Speaking on the eve of this final Test, he admitted: “I’m 33 now. Look back at 2018 to ’21 – that was where everything was flying and I didn’t have many troubles with my body.
“I have to work so much harder on the physical side of the job to allow me to go out and do my job but I got a good amount of overs in during the last two games and I am more confident about getting through a lot of spells in a day.
“As you get older you think about your body a bit more but I work harder because I have to.”
The 23 overs he got through on day one in Hamilton were the most he had ever bowled on a single day during his 11-year Test career. His 66.3 overs on this tour are the most he has bowled in a series as captain.
Paul Collingwood earlier this week praised the way he has taken to that workload, saying: “It’s great he’s got his body back into a place that he can bowl as many overs as he feels he needs to. It’s a huge positive for us moving forward.”
What happened at 3.15pm on Monday at Seddon Park looks like a huge blow to the ambitions of this England team as they look ahead to a huge home series against India next summer and an even bigger Ashes campaign in Australia the following winter.
As footballer Michael Owen has admitted, once you tear a hamstring you are never the same player again because of the psychological impact and the physical risk that your worst fears will come true.
“I was petrified of running into a channel,” the former England striker said in 2018. “I just knew I was going to tear a muscle. The worst thing about it is your instinct is to do what you have done all your life but you start thinking: ‘Oh no, don’t.’”
What happens if Stokes pulls up during the Ashes? What can be done to prevent it? As hard as he works on his fitness, some things just cannot be fixed. Does he now have to resign himself to being a shock bowler who can only be used in a limited number of short, sharp spells? Is even that possible?
England cannot risk losing him as a captain or a batter. But if he is unable to be a proper all-rounder, it changes the whole balance of this team.
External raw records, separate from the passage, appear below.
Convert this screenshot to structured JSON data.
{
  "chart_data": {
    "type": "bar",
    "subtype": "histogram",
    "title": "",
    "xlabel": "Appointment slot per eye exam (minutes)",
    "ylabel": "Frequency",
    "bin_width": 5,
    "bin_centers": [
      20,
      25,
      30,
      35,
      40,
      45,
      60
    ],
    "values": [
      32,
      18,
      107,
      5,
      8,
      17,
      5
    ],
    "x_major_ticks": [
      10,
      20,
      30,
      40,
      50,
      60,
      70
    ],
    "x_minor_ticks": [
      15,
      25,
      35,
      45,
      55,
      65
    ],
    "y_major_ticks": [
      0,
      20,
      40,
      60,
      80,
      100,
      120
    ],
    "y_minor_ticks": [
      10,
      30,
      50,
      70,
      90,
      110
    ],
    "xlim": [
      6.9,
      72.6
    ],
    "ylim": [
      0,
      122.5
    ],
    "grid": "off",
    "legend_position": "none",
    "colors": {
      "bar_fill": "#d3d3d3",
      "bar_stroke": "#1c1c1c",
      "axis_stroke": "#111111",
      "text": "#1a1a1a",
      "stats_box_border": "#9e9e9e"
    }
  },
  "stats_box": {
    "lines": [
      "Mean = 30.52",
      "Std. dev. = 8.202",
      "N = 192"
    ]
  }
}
Without him, they probably have to pick an extra bowler – bad news for someone like Ollie Pope, his vice-captain who stood in for him again on the field in Hamilton, and possibly Joe Root, who might be asked to bat at the No 3 position he so dislikes. It’s a debate for another day but this complicates things.
It really is a cruel blow for a player who has become the victim of his own selflessness. Given the situation of the match and the series, there was no need for Stokes to put his body on the line. But it is this attitude, that of an ultra-competitive born winner, that means he cannot find the off switch in situations like this.
It’s an attitude that means he can pull off miracles such as the one that won England an epic Ashes Test at Headingley in 2019.
The risk in Hamilton was obvious, the potential reward minimal. But this is what makes Stokes such a special player.